Aktivis Pro Demokrasi (Milenial Aceh) saat Konfrensi Pers
ACEH. Investigasipos.com, Aktivis Pro Demokrasi, Fakhrurrazi tantang mualem dengan sebutan Diksi tidak berumur lama di tengah polemik hasil pengumuman Komisi Pemiluhan Umum atau Pilpres 2019, saat gelar Konfrensi Pers, Selasa (28/05).
Kepada Investigasipos.com, Direktur Aktivis Milenial Aceh ini mengatakan, “saat seperti ini banyak tokoh yang muncul dengan narasi serba bimbang dan ragu dalam menentukan keputusan.
Bermain aman pada saat seperti ini memang selalu muncul tokoh yang jadi gagap, penuh dalam keragu – raguan untuk menentukan sikap masa depan aceh,” ucap Fakhrurrazi.
Dia pun meminta Rakyat Aceh mendukung mualem kalau memang Referendum menjadi pilihan. “Karena itu adalah jalan menuju kemerdekaan aceh, kami menyambut baik kalau memang itu komitmen mualem,” sebutnya.

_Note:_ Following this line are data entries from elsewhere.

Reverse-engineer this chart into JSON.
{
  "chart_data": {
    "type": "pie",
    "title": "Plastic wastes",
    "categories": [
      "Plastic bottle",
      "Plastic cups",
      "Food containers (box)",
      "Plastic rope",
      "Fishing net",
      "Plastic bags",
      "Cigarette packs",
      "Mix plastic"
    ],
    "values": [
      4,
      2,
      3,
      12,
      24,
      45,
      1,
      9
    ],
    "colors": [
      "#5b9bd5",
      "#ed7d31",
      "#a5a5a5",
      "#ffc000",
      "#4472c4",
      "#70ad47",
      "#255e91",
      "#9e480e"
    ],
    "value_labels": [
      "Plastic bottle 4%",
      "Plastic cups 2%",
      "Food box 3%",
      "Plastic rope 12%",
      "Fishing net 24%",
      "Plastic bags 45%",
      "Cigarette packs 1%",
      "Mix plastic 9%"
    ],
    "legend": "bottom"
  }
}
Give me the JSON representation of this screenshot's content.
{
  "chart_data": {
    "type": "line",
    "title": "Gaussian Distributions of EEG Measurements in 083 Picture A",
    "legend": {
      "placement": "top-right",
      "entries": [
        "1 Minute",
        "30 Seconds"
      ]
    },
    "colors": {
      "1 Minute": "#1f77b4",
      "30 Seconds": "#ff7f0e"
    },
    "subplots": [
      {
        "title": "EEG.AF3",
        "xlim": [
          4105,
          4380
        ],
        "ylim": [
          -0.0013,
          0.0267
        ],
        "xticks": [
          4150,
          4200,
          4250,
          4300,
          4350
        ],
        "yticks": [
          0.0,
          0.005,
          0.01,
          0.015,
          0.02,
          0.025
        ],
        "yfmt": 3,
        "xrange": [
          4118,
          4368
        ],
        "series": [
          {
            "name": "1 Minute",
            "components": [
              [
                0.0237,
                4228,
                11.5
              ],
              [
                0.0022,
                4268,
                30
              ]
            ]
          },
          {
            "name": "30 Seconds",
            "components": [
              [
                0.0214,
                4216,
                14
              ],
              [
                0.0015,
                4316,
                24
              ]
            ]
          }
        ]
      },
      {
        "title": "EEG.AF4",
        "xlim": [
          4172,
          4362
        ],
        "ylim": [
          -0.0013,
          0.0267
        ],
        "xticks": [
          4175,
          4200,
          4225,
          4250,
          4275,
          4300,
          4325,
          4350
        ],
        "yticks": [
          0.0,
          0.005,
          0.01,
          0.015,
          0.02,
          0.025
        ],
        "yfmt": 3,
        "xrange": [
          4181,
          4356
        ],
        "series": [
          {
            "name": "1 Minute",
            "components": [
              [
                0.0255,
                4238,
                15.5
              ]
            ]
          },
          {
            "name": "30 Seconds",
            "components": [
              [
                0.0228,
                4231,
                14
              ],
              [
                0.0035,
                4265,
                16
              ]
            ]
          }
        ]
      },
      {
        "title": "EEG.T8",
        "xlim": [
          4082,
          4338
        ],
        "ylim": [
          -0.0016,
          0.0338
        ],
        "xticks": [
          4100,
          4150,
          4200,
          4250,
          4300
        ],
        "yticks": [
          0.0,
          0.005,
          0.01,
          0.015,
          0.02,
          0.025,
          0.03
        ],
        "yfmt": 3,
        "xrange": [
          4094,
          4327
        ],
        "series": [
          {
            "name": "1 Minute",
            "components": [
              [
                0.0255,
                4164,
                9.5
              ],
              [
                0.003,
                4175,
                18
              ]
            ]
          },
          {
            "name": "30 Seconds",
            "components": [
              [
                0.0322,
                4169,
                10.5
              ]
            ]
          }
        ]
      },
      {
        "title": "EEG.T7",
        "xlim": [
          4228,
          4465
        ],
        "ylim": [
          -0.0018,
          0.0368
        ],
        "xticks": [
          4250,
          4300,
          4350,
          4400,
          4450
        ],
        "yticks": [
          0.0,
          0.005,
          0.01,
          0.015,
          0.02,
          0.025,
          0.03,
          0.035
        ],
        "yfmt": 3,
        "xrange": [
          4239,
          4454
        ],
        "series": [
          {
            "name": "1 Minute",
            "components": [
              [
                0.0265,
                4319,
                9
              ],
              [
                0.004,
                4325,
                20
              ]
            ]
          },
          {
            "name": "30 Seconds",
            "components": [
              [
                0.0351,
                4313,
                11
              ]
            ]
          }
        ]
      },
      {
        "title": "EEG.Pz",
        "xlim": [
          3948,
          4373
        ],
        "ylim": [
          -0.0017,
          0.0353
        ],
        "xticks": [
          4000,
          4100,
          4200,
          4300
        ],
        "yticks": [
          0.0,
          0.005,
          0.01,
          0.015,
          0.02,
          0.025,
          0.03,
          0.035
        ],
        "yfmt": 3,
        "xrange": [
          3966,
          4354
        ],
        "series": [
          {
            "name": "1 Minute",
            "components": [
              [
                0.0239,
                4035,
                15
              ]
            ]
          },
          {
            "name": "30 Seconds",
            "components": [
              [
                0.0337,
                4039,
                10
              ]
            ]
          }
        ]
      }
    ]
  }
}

Kita akan buktikan siapa sosok yang akan menyelamatkan situasi ini. Referendum sebagai perkataan semata tidak lah cukup, sebab Referendum bukan diksi yang tabu untuk dipersembahkan.
Seringkali diksi tersebut terkontaminasi dengan unsur unsur lain sehingga membuat diksi tersebut mudah expired atau berumur rendah.
“Kami menunggu tindakan dari diksi ini, persatuan akan rapuh tanpa kesejahteraan sosial,” pungkasnya.